Casero Nieto in scena mostra la pagina di un libro di scuola (foto di Alessandro Sala).

 Sergi Casero Nieto è nato nel ’91 Barcellona e questa sua proposta è stata affinata tra Matadero di Madrid e Centrale Fies di Dro, da dove è ripartito in una breve tournée che ha già toccato Torino e Milano.

Ha ammesso candidamente che in Spagna, a parte gli amici della sua generazione, che hanno condiviso con lui analoghe esperienze familiari, questo lavoro sulla manipolazione politica della storia non viene bene considerato: persino suo padre gliene ha parlato solo per alcuni dettagli minori e personali che ha visto in scena.

 Fuori dalla sala di Zona K, l’altra sera anche il promoter Domenico Garofalo, che cura la distribuzione della performance, si lamentava con gli organizzatori per la difficoltà di proporla proprio in Spagna, dove pure è stata da poco approvata una Legge della Memoria Democratica per correggere la precedente Ley de Memoria Histórica, che aveva appena camuffato l’Olvido…

 Francisco Franco, andato al potere dopo la sanguinosa guerra civile nel 1939, è morto nel suo letto a Madrid, il 20 novembre del 1975, per complicanze legate al morbo di Parkinson, di cui soffriva da anni.

 Manuel Vázquez Montalbán descrive così la reazione di Barcellona alla notizia della morte del dittatore: ‘La città si riempì di passanti, lo sguardo alto sui muri, la gola serrata in un prudente silenzio.

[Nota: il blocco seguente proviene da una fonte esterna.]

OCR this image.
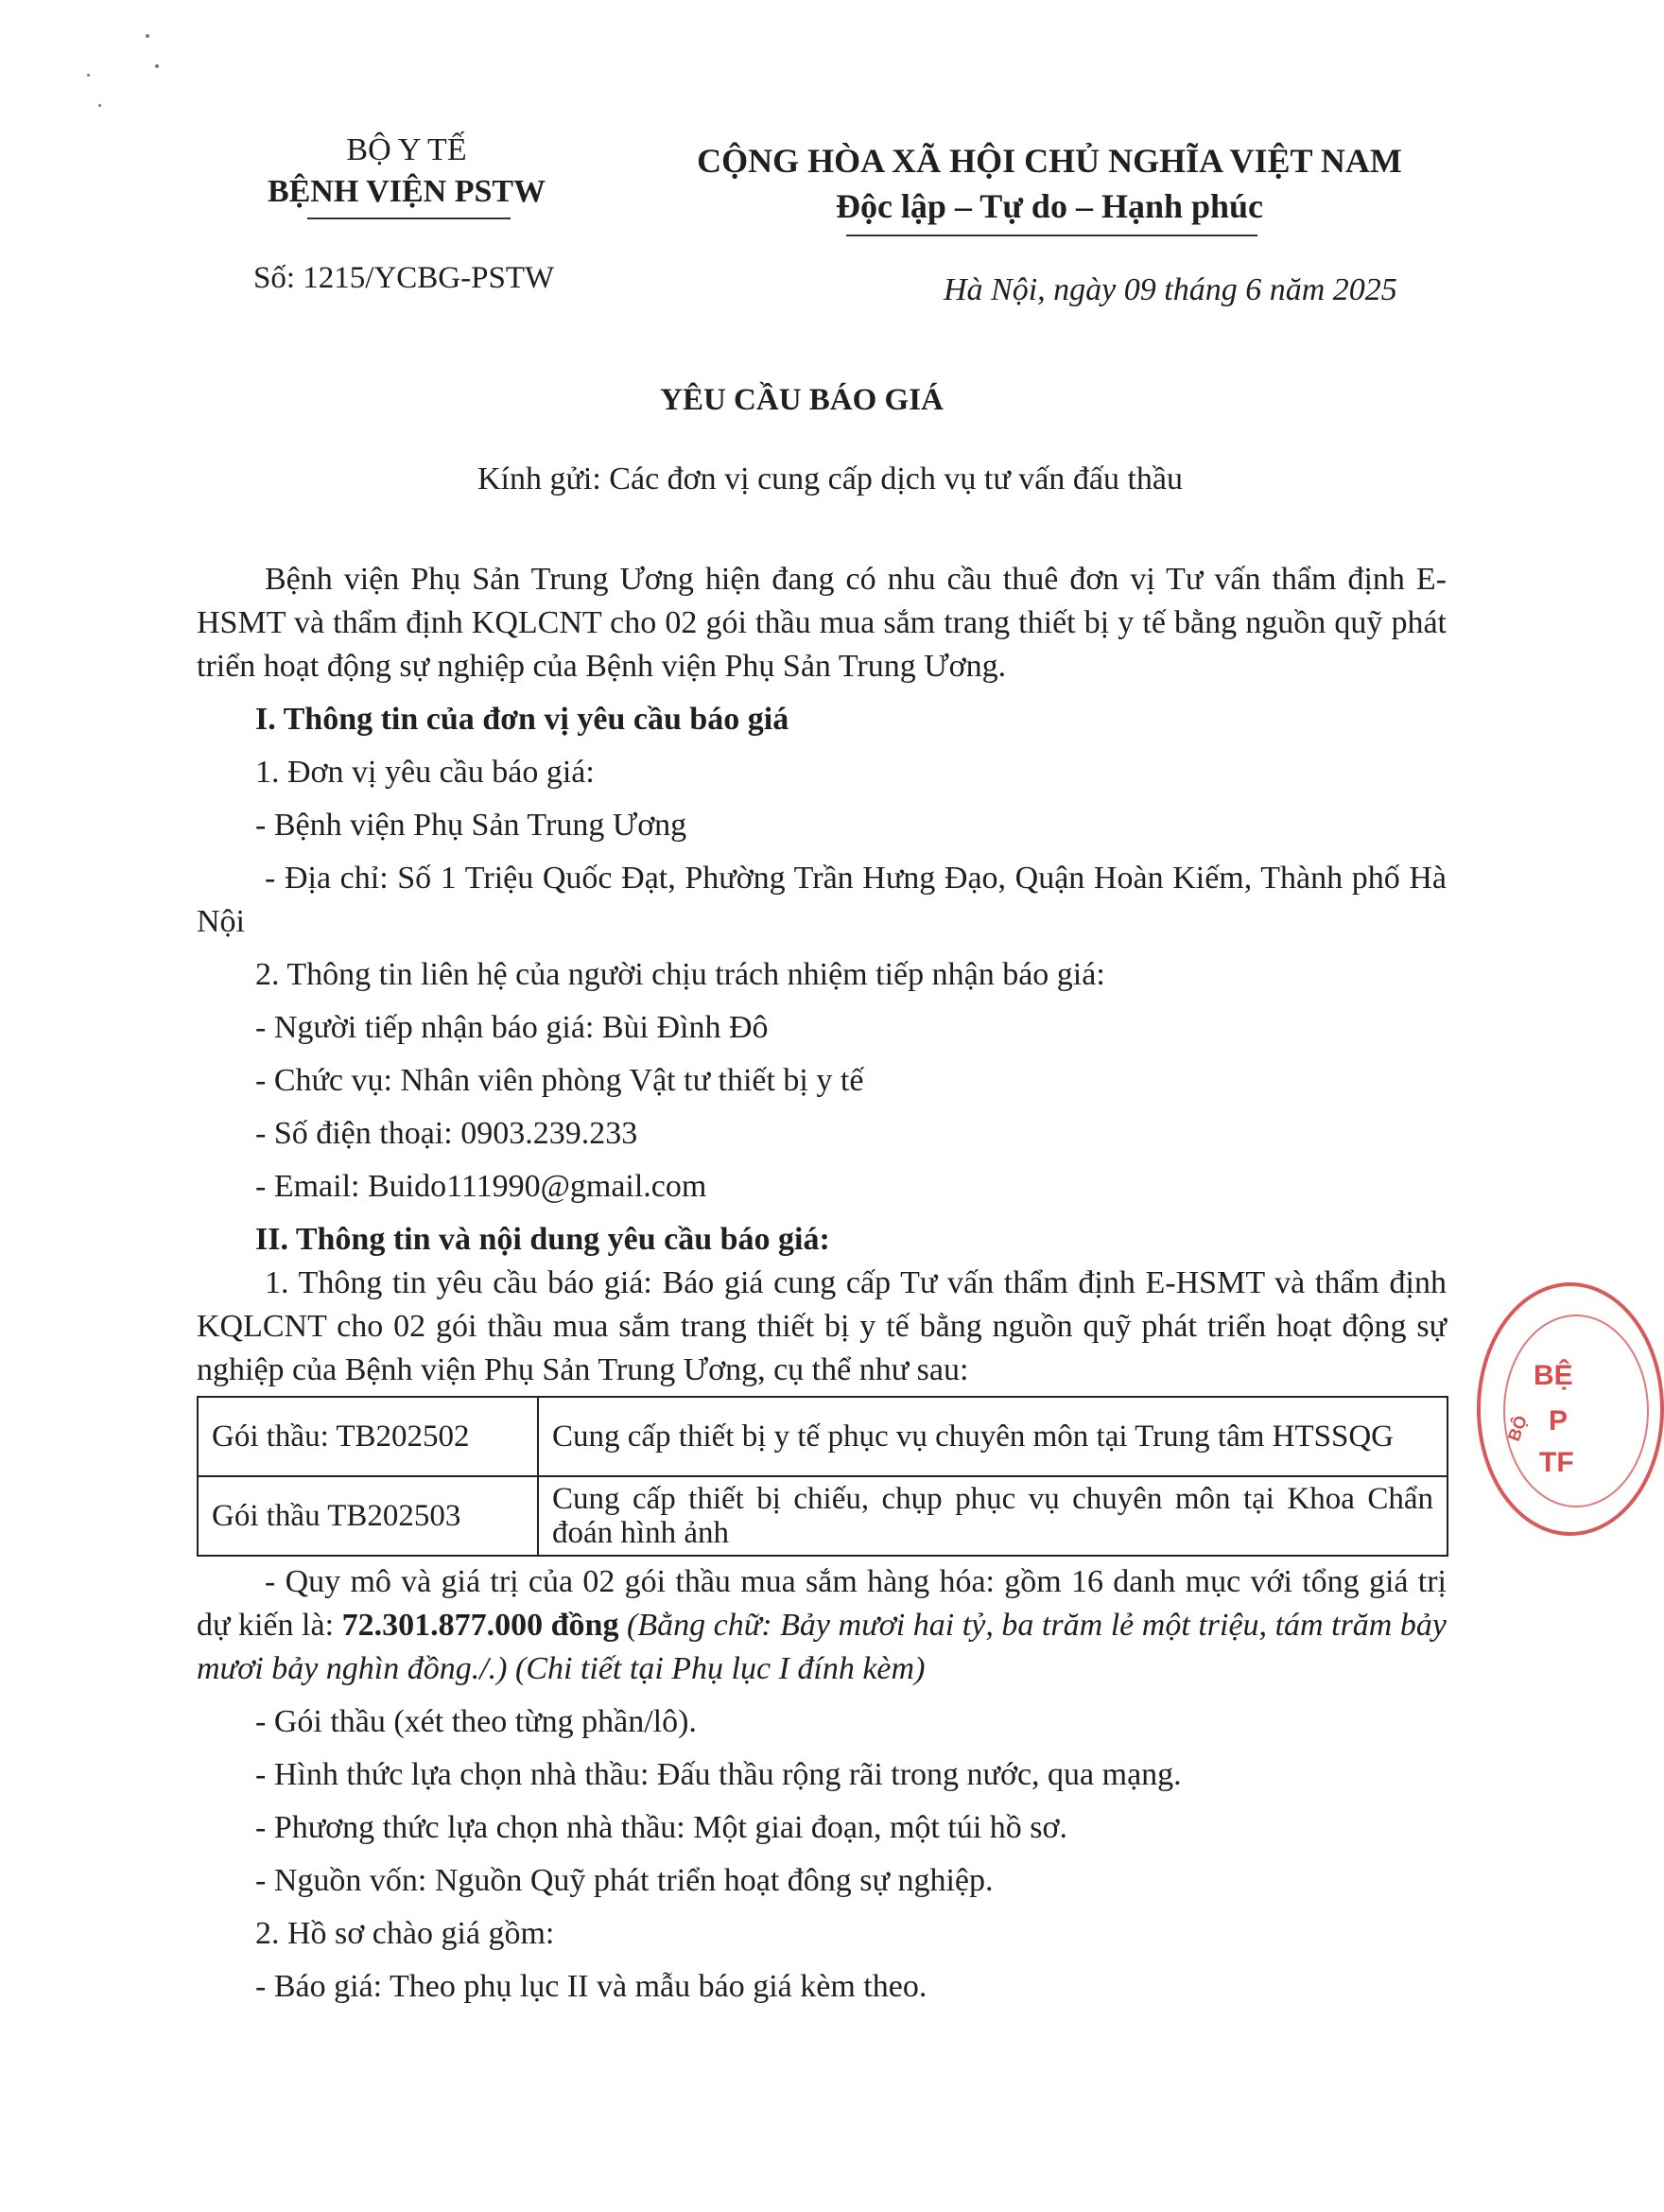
BỘ Y TẾ
BỆNH VIỆN PSTW
CỘNG HÒA XÃ HỘI CHỦ NGHĨA VIỆT NAM
Độc lập – Tự do – Hạnh phúc
Số: 1215/YCBG-PSTW	Hà Nội, ngày 09 tháng 6 năm 2025
YÊU CẦU BÁO GIÁ
Kính gửi: Các đơn vị cung cấp dịch vụ tư vấn đấu thầu

Bệnh viện Phụ Sản Trung Ương hiện đang có nhu cầu thuê đơn vị Tư vấn thẩm định E-HSMT và thẩm định KQLCNT cho 02 gói thầu mua sắm trang thiết bị y tế bằng nguồn quỹ phát triển hoạt động sự nghiệp của Bệnh viện Phụ Sản Trung Ương.

I. Thông tin của đơn vị yêu cầu báo giá

1. Đơn vị yêu cầu báo giá:

- Bệnh viện Phụ Sản Trung Ương

- Địa chỉ: Số 1 Triệu Quốc Đạt, Phường Trần Hưng Đạo, Quận Hoàn Kiếm, Thành phố Hà Nội

2. Thông tin liên hệ của người chịu trách nhiệm tiếp nhận báo giá:

- Người tiếp nhận báo giá: Bùi Đình Đô

- Chức vụ: Nhân viên phòng Vật tư thiết bị y tế

- Số điện thoại: 0903.239.233

- Email: Buido111990@gmail.com

II. Thông tin và nội dung yêu cầu báo giá:

1. Thông tin yêu cầu báo giá: Báo giá cung cấp Tư vấn thẩm định E-HSMT và thẩm định KQLCNT cho 02 gói thầu mua sắm trang thiết bị y tế bằng nguồn quỹ phát triển hoạt động sự nghiệp của Bệnh viện Phụ Sản Trung Ương, cụ thể như sau:

Gói thầu: TB202502	Cung cấp thiết bị y tế phục vụ chuyên môn tại Trung tâm HTSSQG
Gói thầu TB202503	Cung cấp thiết bị chiếu, chụp phục vụ chuyên môn tại Khoa Chẩn đoán hình ảnh

- Quy mô và giá trị của 02 gói thầu mua sắm hàng hóa: gồm 16 danh mục với tổng giá trị dự kiến là: 72.301.877.000 đồng (Bằng chữ: Bảy mươi hai tỷ, ba trăm lẻ một triệu, tám trăm bảy mươi bảy nghìn đồng./.) (Chi tiết tại Phụ lục I đính kèm)

- Gói thầu (xét theo từng phần/lô).

- Hình thức lựa chọn nhà thầu: Đấu thầu rộng rãi trong nước, qua mạng.

- Phương thức lựa chọn nhà thầu: Một giai đoạn, một túi hồ sơ.

- Nguồn vốn: Nguồn Quỹ phát triển hoạt đông sự nghiệp.

2. Hồ sơ chào giá gồm:

- Báo giá: Theo phụ lục II và mẫu báo giá kèm theo.

BỆ
P
TF
BỘ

Le guardie di sicurezza, la polizia e gli uomini delle formazioni paramilitari osservavano la manifestazione silenziosa e con il loro sesto senso udivano l'Inno alla gioia salire dall'anima cauta della città vedova, dall'anima saggia della città occupata’.

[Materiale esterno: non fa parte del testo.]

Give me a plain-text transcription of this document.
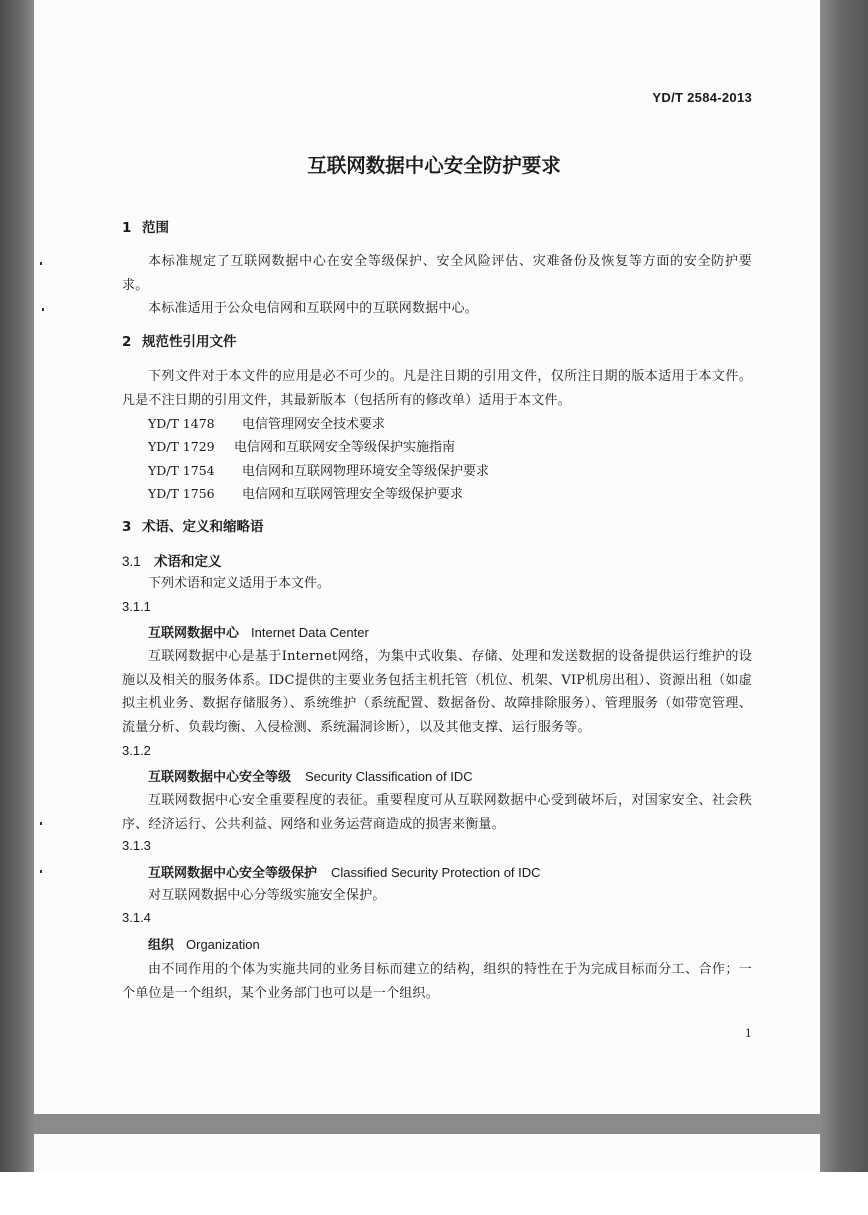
YD/T 2584-2013
互联网数据中心安全防护要求
1 范围
本标准规定了互联网数据中心在安全等级保护、安全风险评估、灾难备份及恢复等方面的安全防护要求。
本标准适用于公众电信网和互联网中的互联网数据中心。
2 规范性引用文件
下列文件对于本文件的应用是必不可少的。凡是注日期的引用文件，仅所注日期的版本适用于本文件。凡是不注日期的引用文件，其最新版本（包括所有的修改单）适用于本文件。
YD/T 1478 电信管理网安全技术要求
YD/T 1729 电信网和互联网安全等级保护实施指南
YD/T 1754 电信网和互联网物理环境安全等级保护要求
YD/T 1756 电信网和互联网管理安全等级保护要求
3 术语、定义和缩略语
3.1 术语和定义
下列术语和定义适用于本文件。
3.1.1
互联网数据中心 Internet Data Center
互联网数据中心是基于Internet网络，为集中式收集、存储、处理和发送数据的设备提供运行维护的设施以及相关的服务体系。IDC提供的主要业务包括主机托管（机位、机架、VIP机房出租）、资源出租（如虚拟主机业务、数据存储服务）、系统维护（系统配置、数据备份、故障排除服务）、管理服务（如带宽管理、流量分析、负载均衡、入侵检测、系统漏洞诊断），以及其他支撑、运行服务等。
3.1.2
互联网数据中心安全等级 Security Classification of IDC
互联网数据中心安全重要程度的表征。重要程度可从互联网数据中心受到破坏后，对国家安全、社会秩序、经济运行、公共利益、网络和业务运营商造成的损害来衡量。
3.1.3
互联网数据中心安全等级保护 Classified Security Protection of IDC
对互联网数据中心分等级实施安全保护。
3.1.4
组织 Organization
由不同作用的个体为实施共同的业务目标而建立的结构，组织的特性在于为完成目标而分工、合作；一个单位是一个组织，某个业务部门也可以是一个组织。
1
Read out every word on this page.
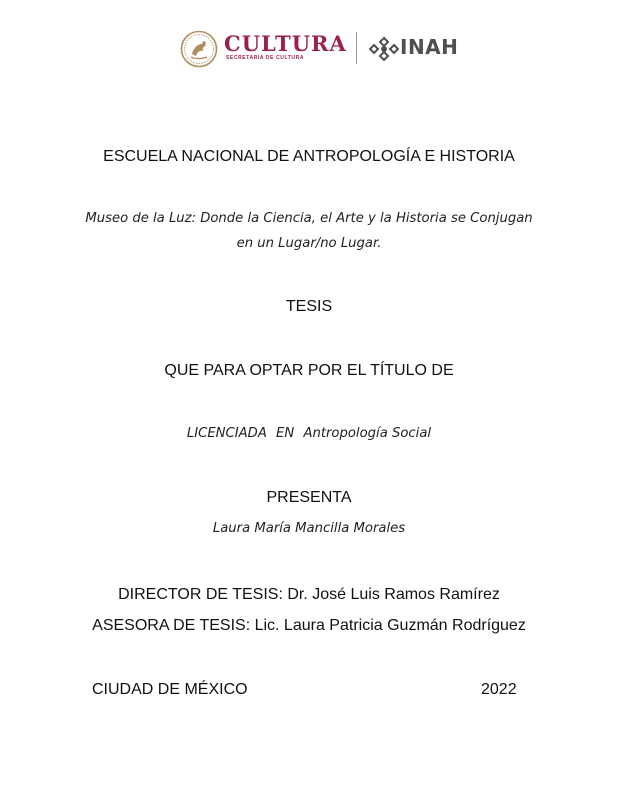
CULTURA
SECRETARÍA DE CULTURA	INAH
ESCUELA NACIONAL DE ANTROPOLOGÍA E HISTORIA
Museo de la Luz: Donde la Ciencia, el Arte y la Historia se Conjugan
en un Lugar/no Lugar.
TESIS
QUE PARA OPTAR POR EL TÍTULO DE
LICENCIADA EN Antropología Social
PRESENTA
Laura María Mancilla Morales
DIRECTOR DE TESIS: Dr. José Luis Ramos Ramírez
ASESORA DE TESIS: Lic. Laura Patricia Guzmán Rodríguez
CIUDAD DE MÉXICO	2022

 ‘Funes el memorioso’ è un racconto paradossale ispirato alle notti insonne di cui Borges era vittima e alle sue teorie letterarie sull’opera aperta, anche se ha per tema gli eccessi della memoria, in modo così esemplare da aver ispirato la ricerca di alcuni neuroscenziati: ‘… La mia memoria, signore, è come una discarica di immondizia’.    

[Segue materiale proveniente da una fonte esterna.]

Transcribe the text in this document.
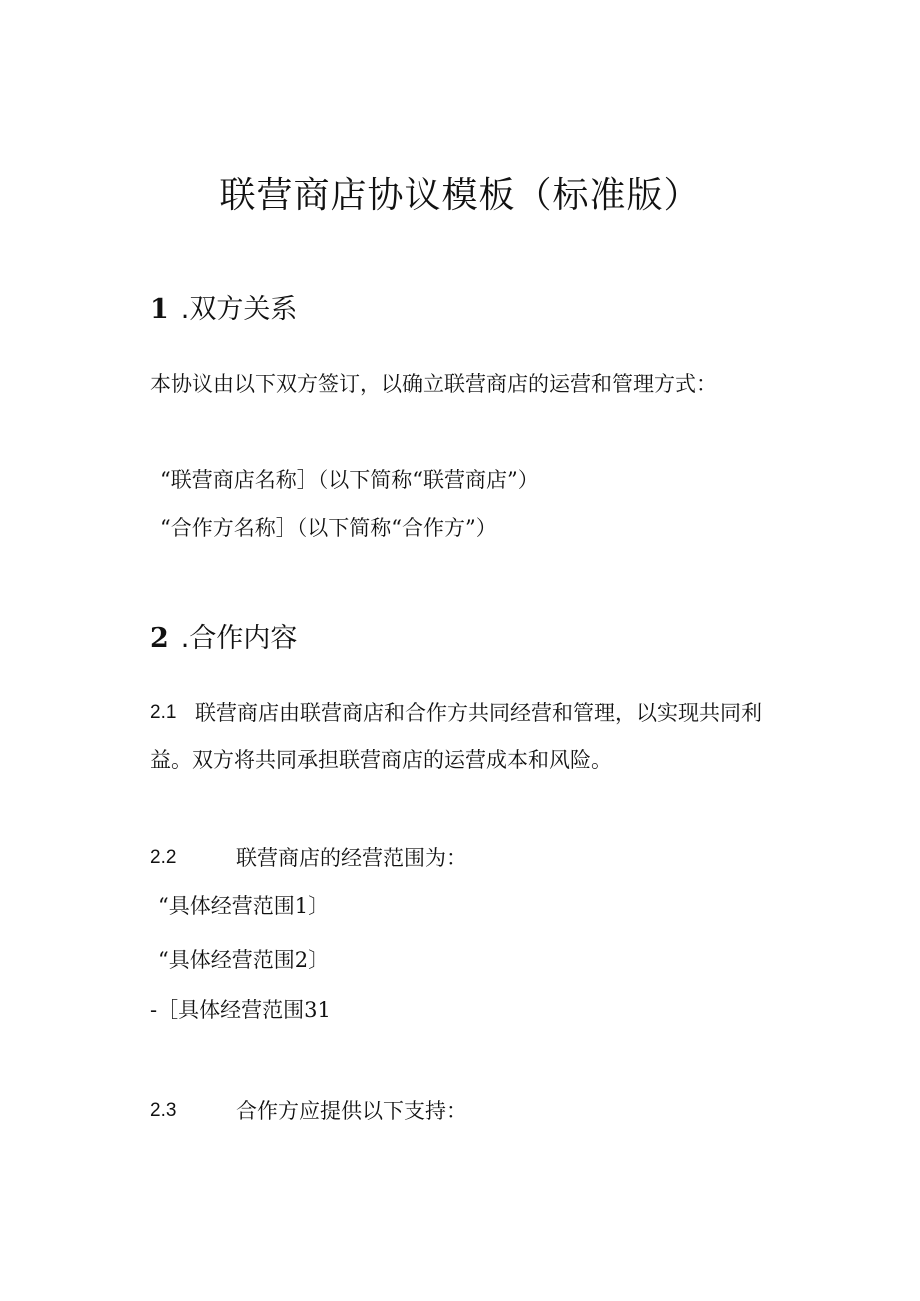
联营商店协议模板（标准版）
1 .双方关系
本协议由以下双方签订，以确立联营商店的运营和管理方式：
“联营商店名称］（以下简称“联营商店”）
“合作方名称］（以下简称“合作方”）
2 .合作内容
2.1 联营商店由联营商店和合作方共同经营和管理，以实现共同利
益。双方将共同承担联营商店的运营成本和风险。
2.2	联营商店的经营范围为：
“具体经营范围1〕
“具体经营范围2〕
-［具体经营范围31
2.3	合作方应提供以下支持：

 (1) C’è anche chi preferisce usare la categoria di ‘teatro politico’, ma, come ben noto, tutto il teatro è politico, tutto, persino alla Scala e al Bagaglino. Il teatro è un’arte politica, non solo questo teatro esplicitamente civile. Il teatro si fa azione politica più che mai quando finge di baloccarsi con i miti greci o con i classici shakespeariani, e persino dietro al teatrino dei pupazzi c’è chi s’impegna giustamente con passione credendo che sia l’arte degli insurrezionalisti di cartapesta.